The three atp mutants showed little net bacterial growth between days 1 and 3 postinfection whereas bacterial loads in mice infected with SL1344 increased by nearly 3 logs over the same period. By day 7 the various atp mutants showed no significant bacterial growth, with counts similar to those at day 3, whereas mice infected with SL1344 would have been dead by this time point. Following immunisation with the three atp mutants, mice were re-challenged intravenously with SL1344 ( Fig. 2). The wild type infection grew rapidly as expected in unimmunised control mice whereas mice immunised with the

click here atp mutants had significantly lower bacterial counts in spleens and livers at days 1 and 4 postinfection. Bacterial counts were comparable between the animals immunised with the

different atp mutants and with mice immunised with the well-characterised aroA mutant vaccine strain, SL3261. Therefore SL1344 F0, SL1344 F1 and SL1344 atp were all protective against subsequent challenge. Since all three atp mutants behaved the same in terms of attenuated growth in vivo and protection against subsequent infection, SL1344 atp was selected for further characterisation. To confirm that the attenuation of SL1344 atp was specifically due to the deletion of the atp operon, SL1344 atp was complemented by find more insertion of the whole atp operon fused to a chloramphenicol resistance cassette

into the malXY pseudogene region to generate strain SL1344 atp (malXYatp operon+). BALB/c mice were infected intravenously with 105 CFU of SL1344, SL1344 atp, SL1344 atp (malXYatp operon+) and SL1344 atp (malXY CmR). The complemented strain, SL1344 atp (malXY atp operon+) displayed a wild type-like phenotype with increased bacterial loads in livers and spleens relative to SL1344 atp at days 1, 2 and 3 postinfection ( Fig. 3). Insertion of the chloramphenicol resistance cassette into the malXY region in strain SL1344 atp (malXY CmR) had Sodium butyrate no effect on bacterial counts compared to SL1344 atp ( Fig. 3).

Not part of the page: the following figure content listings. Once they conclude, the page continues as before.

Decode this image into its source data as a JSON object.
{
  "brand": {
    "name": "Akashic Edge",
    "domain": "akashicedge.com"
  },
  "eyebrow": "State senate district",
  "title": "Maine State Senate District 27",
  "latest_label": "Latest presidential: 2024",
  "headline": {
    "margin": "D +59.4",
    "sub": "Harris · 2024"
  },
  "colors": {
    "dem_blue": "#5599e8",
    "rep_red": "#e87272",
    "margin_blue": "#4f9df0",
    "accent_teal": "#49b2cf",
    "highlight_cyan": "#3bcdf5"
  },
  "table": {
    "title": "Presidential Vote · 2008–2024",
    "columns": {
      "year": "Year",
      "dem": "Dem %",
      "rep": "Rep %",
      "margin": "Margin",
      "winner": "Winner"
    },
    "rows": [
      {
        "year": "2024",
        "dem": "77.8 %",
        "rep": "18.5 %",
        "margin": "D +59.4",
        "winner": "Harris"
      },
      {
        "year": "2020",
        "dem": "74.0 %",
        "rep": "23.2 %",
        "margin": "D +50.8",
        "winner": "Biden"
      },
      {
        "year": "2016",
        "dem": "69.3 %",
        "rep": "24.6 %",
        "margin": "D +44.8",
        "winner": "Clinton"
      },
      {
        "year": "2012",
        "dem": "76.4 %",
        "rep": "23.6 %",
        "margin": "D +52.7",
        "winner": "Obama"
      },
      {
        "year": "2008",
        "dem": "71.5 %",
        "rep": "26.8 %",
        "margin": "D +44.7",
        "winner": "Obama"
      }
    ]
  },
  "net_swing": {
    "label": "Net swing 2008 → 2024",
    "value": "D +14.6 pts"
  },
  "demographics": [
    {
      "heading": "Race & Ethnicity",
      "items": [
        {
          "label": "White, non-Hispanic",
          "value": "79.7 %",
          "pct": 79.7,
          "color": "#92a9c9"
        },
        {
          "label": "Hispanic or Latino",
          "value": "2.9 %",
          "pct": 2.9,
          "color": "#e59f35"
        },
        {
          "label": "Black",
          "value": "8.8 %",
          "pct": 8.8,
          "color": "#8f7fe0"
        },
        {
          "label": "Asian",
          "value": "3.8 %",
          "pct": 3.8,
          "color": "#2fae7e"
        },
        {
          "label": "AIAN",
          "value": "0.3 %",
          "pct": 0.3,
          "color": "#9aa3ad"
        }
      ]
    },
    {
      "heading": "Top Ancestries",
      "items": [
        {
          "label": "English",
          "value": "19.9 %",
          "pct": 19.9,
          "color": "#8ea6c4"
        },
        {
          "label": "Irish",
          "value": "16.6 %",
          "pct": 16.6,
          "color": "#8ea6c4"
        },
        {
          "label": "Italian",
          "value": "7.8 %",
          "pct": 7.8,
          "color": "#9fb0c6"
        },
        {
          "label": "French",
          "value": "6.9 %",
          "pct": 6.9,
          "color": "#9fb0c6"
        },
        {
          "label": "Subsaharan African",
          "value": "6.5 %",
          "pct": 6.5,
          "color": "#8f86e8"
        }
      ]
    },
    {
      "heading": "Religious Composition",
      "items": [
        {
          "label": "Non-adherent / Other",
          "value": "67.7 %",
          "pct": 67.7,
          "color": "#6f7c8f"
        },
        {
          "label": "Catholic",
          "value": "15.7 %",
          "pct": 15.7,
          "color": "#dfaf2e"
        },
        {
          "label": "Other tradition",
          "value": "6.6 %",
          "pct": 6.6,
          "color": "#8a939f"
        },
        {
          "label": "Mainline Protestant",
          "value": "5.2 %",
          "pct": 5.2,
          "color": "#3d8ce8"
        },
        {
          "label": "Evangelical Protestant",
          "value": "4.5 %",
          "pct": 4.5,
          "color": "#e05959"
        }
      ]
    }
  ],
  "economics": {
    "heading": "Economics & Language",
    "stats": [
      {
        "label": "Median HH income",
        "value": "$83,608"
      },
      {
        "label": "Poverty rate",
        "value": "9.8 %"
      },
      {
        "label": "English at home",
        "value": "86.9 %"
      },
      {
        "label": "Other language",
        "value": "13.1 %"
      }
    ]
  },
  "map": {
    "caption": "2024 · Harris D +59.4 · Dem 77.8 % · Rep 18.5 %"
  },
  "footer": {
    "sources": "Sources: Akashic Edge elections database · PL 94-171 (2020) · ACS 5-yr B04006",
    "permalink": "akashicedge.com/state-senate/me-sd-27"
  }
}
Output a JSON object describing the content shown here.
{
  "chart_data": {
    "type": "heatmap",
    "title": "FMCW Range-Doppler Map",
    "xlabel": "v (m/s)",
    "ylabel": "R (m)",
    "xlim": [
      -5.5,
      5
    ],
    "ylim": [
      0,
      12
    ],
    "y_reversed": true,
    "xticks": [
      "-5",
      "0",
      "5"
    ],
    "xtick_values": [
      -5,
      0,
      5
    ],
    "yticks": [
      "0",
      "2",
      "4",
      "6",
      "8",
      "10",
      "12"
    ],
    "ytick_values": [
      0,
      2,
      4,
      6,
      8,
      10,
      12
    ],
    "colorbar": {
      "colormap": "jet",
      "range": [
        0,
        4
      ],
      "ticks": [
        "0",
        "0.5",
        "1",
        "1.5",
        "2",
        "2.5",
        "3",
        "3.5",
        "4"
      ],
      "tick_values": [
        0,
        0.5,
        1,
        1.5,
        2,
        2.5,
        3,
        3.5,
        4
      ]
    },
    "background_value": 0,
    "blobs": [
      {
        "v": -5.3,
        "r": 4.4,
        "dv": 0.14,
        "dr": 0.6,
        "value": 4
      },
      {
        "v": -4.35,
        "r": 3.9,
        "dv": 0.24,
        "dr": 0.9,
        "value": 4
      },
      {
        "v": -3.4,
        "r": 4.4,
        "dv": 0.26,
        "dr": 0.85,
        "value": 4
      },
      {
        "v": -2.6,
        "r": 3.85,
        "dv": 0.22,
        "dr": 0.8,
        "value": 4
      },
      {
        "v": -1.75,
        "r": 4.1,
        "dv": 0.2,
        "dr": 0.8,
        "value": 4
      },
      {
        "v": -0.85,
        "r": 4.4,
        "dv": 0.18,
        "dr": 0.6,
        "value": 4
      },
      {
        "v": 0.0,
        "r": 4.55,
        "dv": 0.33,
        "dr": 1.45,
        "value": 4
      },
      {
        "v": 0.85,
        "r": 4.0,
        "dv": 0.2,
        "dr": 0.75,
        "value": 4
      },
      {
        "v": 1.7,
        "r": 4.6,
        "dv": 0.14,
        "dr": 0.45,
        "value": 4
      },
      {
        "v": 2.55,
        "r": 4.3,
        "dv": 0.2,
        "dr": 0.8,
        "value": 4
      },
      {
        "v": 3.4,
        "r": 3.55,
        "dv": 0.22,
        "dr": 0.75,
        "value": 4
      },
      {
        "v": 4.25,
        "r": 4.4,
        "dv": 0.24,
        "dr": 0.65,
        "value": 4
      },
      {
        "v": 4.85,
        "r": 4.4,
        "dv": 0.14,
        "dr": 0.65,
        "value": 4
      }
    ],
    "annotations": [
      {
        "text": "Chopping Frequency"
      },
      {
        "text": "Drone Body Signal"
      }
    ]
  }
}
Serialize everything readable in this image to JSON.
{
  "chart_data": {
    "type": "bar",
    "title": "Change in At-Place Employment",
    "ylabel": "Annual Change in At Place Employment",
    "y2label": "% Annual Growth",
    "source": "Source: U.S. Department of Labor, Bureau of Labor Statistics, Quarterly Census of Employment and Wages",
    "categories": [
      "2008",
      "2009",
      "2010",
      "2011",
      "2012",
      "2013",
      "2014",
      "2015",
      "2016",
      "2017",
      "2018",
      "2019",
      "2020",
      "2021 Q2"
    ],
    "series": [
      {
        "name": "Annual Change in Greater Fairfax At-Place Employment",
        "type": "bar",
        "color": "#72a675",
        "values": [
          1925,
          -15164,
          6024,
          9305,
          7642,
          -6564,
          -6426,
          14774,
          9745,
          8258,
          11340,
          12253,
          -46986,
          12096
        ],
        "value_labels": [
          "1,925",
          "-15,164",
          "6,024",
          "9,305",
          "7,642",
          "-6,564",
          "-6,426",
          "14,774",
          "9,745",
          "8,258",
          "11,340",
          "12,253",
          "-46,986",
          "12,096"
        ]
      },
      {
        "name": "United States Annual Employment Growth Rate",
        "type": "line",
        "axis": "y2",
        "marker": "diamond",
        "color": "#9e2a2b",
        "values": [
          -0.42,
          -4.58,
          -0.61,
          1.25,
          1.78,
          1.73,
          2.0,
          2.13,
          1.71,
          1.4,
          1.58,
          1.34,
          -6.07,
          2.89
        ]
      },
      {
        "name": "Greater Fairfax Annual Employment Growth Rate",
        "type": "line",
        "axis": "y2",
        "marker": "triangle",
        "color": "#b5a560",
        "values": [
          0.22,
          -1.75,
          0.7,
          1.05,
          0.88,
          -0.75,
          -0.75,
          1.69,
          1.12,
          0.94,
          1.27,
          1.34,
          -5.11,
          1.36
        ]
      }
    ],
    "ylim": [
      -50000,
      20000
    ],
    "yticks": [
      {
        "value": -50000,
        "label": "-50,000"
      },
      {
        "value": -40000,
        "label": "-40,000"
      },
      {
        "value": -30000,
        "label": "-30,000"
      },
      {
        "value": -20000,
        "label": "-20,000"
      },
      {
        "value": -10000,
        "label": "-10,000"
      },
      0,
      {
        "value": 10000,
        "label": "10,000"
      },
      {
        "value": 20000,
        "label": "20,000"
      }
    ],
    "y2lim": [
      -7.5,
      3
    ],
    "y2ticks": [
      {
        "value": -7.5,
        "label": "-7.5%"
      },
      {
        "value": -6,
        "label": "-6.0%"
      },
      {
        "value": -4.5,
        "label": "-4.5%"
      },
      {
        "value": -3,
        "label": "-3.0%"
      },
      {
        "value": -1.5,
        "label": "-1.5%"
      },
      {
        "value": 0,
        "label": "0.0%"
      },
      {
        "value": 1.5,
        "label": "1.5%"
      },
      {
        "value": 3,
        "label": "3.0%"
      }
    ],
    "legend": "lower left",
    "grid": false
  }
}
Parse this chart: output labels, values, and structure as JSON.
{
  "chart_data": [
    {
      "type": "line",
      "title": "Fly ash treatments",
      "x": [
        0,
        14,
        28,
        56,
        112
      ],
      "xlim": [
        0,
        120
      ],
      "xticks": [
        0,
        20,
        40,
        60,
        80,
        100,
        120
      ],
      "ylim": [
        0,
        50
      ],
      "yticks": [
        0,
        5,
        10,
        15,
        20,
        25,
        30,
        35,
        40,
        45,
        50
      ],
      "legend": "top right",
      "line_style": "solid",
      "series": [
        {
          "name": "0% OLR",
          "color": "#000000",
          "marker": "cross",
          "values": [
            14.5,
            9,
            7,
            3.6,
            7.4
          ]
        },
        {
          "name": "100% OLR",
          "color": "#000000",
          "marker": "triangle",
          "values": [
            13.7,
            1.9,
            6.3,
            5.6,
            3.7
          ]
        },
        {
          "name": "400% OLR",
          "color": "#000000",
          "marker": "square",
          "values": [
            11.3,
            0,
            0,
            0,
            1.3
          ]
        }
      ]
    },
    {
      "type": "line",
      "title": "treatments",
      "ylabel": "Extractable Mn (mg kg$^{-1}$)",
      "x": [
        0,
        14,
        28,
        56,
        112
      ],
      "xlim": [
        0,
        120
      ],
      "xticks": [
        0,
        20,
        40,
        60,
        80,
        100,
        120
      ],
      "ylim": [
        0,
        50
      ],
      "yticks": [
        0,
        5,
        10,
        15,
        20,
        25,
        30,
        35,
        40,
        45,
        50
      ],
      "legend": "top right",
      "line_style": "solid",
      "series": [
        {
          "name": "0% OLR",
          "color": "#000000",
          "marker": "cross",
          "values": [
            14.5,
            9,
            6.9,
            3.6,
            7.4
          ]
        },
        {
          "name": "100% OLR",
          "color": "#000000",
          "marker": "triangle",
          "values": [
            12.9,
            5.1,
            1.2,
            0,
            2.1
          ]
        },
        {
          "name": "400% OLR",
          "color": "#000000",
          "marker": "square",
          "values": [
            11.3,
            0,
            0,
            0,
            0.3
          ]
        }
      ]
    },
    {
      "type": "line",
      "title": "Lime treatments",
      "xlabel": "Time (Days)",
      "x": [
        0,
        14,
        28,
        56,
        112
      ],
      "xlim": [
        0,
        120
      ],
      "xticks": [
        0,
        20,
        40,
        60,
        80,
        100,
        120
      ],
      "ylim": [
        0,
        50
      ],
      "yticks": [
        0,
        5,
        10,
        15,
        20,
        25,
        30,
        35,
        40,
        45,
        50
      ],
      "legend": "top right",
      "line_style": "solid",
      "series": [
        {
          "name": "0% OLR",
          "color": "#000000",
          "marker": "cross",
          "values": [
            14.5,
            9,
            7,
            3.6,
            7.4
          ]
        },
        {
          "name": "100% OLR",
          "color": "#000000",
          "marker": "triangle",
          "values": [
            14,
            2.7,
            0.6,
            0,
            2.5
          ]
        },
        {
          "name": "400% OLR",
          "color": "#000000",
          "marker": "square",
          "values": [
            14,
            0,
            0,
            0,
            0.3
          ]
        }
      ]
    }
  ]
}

Survival and replication of SL1344 and SL1344 atp were assessed in the RAW 264.7 murine macrophage-like cell line. Host cells were infected at MOIs of 1 and 10 and intracellular bacterial counts and macrophage survival were determined at 3 and 24 h postinfection. At both MOIs and at both time points intracellular bacterial viable counts and macrophage survival were similar after infection with SL1344 or SL1344 atp with no statistically significant difference between the two strains ( Fig. 4). To begin to define the immunological components required to control infection with SL1344 atp and to assess the potential use of SL1344 atp immunisation in immunocompromised individuals, two gene knock-out mouse strains and their respective wild types were infected with SL1344 atp.